Great thread! I'd be really tempted to carve decoys if I had any artistic aptitude whatsoever.

And to the OP - nothing wrong there. Lots of Canvasbacks would be nice, but two is all you need.


----------



## Pumpgunner (Jan 12, 2010)

Fowlmouth said:


> Pumpgunner,
> what kind of glue do you use when stacking the foam board?
> what material is used to make the heads?
> what do you use for a keel?


Fowl-If I'm doing foamers, I glue everything with Titebond 3 wood glue, it's waterproof and not that expensive if you buy it by the gallon jug. Often when I'm building boats I will have some decoy bodies ready to go and if I have any leftover epoxy from boat building I will use it to coat my decoys, they come out literally bulletproof if they are epoxy-coated.

I had a bunch of plastic Herter's heads that I used on my early foamers, now I will usually carve the head out of basswood or balsa wood. If I can find some good clear white pine it makes a nice decoy too. If you're doing sleepers a lot of times you can carve the head out of the same block that the body is carved from so it can all be one piece.

There are a bunch of different ways to do a keel, on some foamers I will not have a keel and just make a suction-type bottom so they will move around in the wind. Other times I will carve a channel in the decoy bottom and set in a hardwood keel, this is the most traditional way to do it. Also I will sometimes make a bottom board from 1/2" white pine and glue my foam on top of that, that is more fore decoys that are intended for big open water where they need some extra stability. There are a ton of ways to skin a cat, one of my favorite things about making my own decoys is experimenting with new ideas, it gives you the chance to try out some crazy schemes without spending too much money!
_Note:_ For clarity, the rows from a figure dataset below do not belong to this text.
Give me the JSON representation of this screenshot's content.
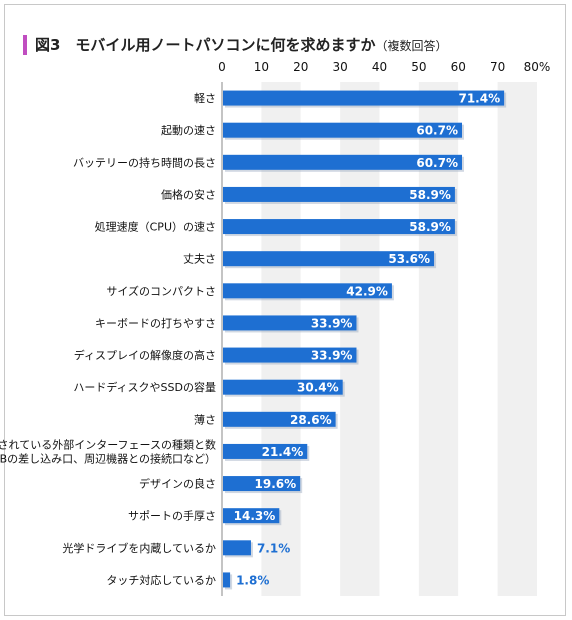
{
  "header": {
    "title": "図3　モバイル用ノートパソコンに何を求めますか",
    "subtitle": "（複数回答）"
  },
  "colors": {
    "bar": "#1e6fd2",
    "stripe": "#f0f0f0",
    "accent": "#c04ec0",
    "label_inside": "#ffffff",
    "label_outside": "#1e6fd2"
  },
  "chart_data": {
    "type": "bar",
    "orientation": "horizontal",
    "title": "図3　モバイル用ノートパソコンに何を求めますか（複数回答）",
    "xlim": [
      0,
      80
    ],
    "xticks": [
      "0",
      "10",
      "20",
      "30",
      "40",
      "50",
      "60",
      "70",
      "80%"
    ],
    "grid": "alternating vertical bands",
    "categories": [
      [
        "軽さ"
      ],
      [
        "起動の速さ"
      ],
      [
        "バッテリーの持ち時間の長さ"
      ],
      [
        "価格の安さ"
      ],
      [
        "処理速度（CPU）の速さ"
      ],
      [
        "丈夫さ"
      ],
      [
        "サイズのコンパクトさ"
      ],
      [
        "キーボードの打ちやすさ"
      ],
      [
        "ディスプレイの解像度の高さ"
      ],
      [
        "ハードディスクやSSDの容量"
      ],
      [
        "薄さ"
      ],
      [
        "搭載されている外部インターフェースの種類と数",
        "（USBの差し込み口、周辺機器との接続口など）"
      ],
      [
        "デザインの良さ"
      ],
      [
        "サポートの手厚さ"
      ],
      [
        "光学ドライブを内蔵しているか"
      ],
      [
        "タッチ対応しているか"
      ]
    ],
    "values": [
      71.4,
      60.7,
      60.7,
      58.9,
      58.9,
      53.6,
      42.9,
      33.9,
      33.9,
      30.4,
      28.6,
      21.4,
      19.6,
      14.3,
      7.1,
      1.8
    ],
    "value_labels": [
      "71.4%",
      "60.7%",
      "60.7%",
      "58.9%",
      "58.9%",
      "53.6%",
      "42.9%",
      "33.9%",
      "33.9%",
      "30.4%",
      "28.6%",
      "21.4%",
      "19.6%",
      "14.3%",
      "7.1%",
      "1.8%"
    ]
  }
}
Honestly the best way to get started is to make up some foam blocks, find a decoy that you really like, and try to copy it. That will give you and idea of how the different curves and lines come together, and proportions and such. Once you get the basics down you can change things up however you like, and I guess that's how you develop your own style over time. Best thing is if you carve a dozen ducks, they will all be slightly different and to me they look a lot more natural!


----------



## Pumpgunner (Jan 12, 2010)

I was going to say that another thing I love about carving decoys is that you will really start to pay attention to the subtle differences between species of ducks, and really study the way that birds sit on the water and the poses that they take. Also you will start to notice how decoys are often embellished in order to be more visible and more attractive to birds! For example when Canvasbacks sit on the water their bodies are usually barely above the surface, and their long head and neck sticks up like the Loch Ness monster-however if you made your whole canvasback rig like this they wouldn't be nearly as visible to passing birds so you make the body stick up out of the water more. Divers in general tend to sit really low, with their tails almost in the water, but bluebills almost have a puddle duck body and their tail is usually held higher like a mallard or gadwall. It's really an endless progression of observing and learning, it's so much fun if you tend to be an obsessive nerd like me!


----------